Benen points out that the Federal Funds rate is currently at a record low of 1.25 percent, meaning that the Fed is in a position to continue cutting rates to keep interest rates low for a long time. 

So, if the Fed cut rates earlier this month, bond prices could be in for another period of record highs, while stocks could be a lot higher. 

This is because bond prices have been largely immune to the effects of the Fed’s decision to cut its rate. 

If the Fed did not cut its rates in September, it could have set the stage for a sharp decline in bond prices, which would have wiped out a lot of the gains from the bond-market boom. 

As Benen says, this could be an opportunity for the markets to rally.

The market is still in a period of extraordinary volatility. 

There are signs that this will not be the case in the near future, however. 

While Benen predicts that investors may see a lot more volatility in the coming weeks, he cautions that the current price of stocks is not all that much higher than it was just before the election. 

“Investors are not as bullish on stocks as they were just before last year’s election,” he says.

“They’ve also lost a lot in the bond and equity markets.” 

As for the bond side of the market, the markets appear to be going up.

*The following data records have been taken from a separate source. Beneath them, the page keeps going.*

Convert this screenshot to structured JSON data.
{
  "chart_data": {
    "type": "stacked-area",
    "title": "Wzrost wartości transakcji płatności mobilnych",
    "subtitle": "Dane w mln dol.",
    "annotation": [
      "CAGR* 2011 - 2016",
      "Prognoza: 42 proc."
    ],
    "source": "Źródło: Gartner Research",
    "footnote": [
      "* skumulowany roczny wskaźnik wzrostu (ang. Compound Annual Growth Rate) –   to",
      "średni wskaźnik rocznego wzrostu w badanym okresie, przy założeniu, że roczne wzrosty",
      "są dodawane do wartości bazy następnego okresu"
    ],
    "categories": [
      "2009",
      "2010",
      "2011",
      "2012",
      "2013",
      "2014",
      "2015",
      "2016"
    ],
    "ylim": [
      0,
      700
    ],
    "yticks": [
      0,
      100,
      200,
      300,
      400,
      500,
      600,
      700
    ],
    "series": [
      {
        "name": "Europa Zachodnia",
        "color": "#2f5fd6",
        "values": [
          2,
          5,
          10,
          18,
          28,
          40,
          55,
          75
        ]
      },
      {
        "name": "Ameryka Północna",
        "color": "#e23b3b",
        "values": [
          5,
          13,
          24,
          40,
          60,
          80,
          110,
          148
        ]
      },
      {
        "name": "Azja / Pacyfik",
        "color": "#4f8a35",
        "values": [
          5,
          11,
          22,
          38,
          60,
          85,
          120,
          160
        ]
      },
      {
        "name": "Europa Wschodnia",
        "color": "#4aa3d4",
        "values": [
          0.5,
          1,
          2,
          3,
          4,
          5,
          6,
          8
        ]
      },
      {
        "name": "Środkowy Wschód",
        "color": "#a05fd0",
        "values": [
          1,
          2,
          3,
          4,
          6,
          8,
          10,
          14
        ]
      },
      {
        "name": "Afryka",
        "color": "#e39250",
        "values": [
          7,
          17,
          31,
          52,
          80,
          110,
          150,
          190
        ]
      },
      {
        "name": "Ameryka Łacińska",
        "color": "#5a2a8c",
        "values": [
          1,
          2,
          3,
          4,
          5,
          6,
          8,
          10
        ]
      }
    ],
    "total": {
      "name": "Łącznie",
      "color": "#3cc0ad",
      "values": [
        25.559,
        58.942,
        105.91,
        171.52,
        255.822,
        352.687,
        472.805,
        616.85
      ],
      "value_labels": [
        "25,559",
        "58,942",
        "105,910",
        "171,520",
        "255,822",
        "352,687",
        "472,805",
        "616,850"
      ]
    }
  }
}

The S&P 500 index has risen 8.1 percent since last week to reach a record high. 

That’s the best performance by a single index in the history of the index.

And the S&P 500 has been gaining steadily since the Federal Election of 2016. 

And so, the market has not really been in danger of a bubble, Benen argues. 

Bond prices have continued to rise.

But, as Benen notes, this does not necessarily mean the markets will continue to rise at the same pace. 

To understand why, Ben-Paul points to the fact that the U.S. government is actually paying a lot less interest on its debt. 

Since the Fed slashed rates in August, the U,S.

Treasury has been paying $1.4 trillion in interest on a total of $4.4tn of debt.

That means that the government has been saving money to pay back its debt, while its economy has been shrinking. 

Moreover, Benben argues, the economy is not shrinking as fast as the government is making up for the lost spending. 

It has been working harder to pay down the debt and, consequently, has been spending more. 

Still, Ben benen points to a major problem for the stock markets.

The Fed has cut its policy interest rate to a record-low of 1 percent, and so investors are not yet willing to pay more to keep their money safe. 

Even if bond prices do eventually recover, Ben Benen cautions, the Fed could end up cutting its rate again before it has fully recovered from the Fed cutting its rates again. 

Meanwhile, stocks may continue to rally, and investors may continue spending.

The U.K. stock market is up nearly 4 percent in the past 24 hours. 

These are some of the best economic times since the Great Depression.

The stock market boom was built on a very solid foundation. 

What Benen and others are predicting is that stocks may begin to climb again.

But Ben Ben-Pow is not optimistic. 

He says that the stock-market rally may be temporary. 

‘It’s hard to believe that the markets could go back to normal at this point,’ he says, adding that investors are still holding on to their money and they have plenty of time to see if stocks start to recover.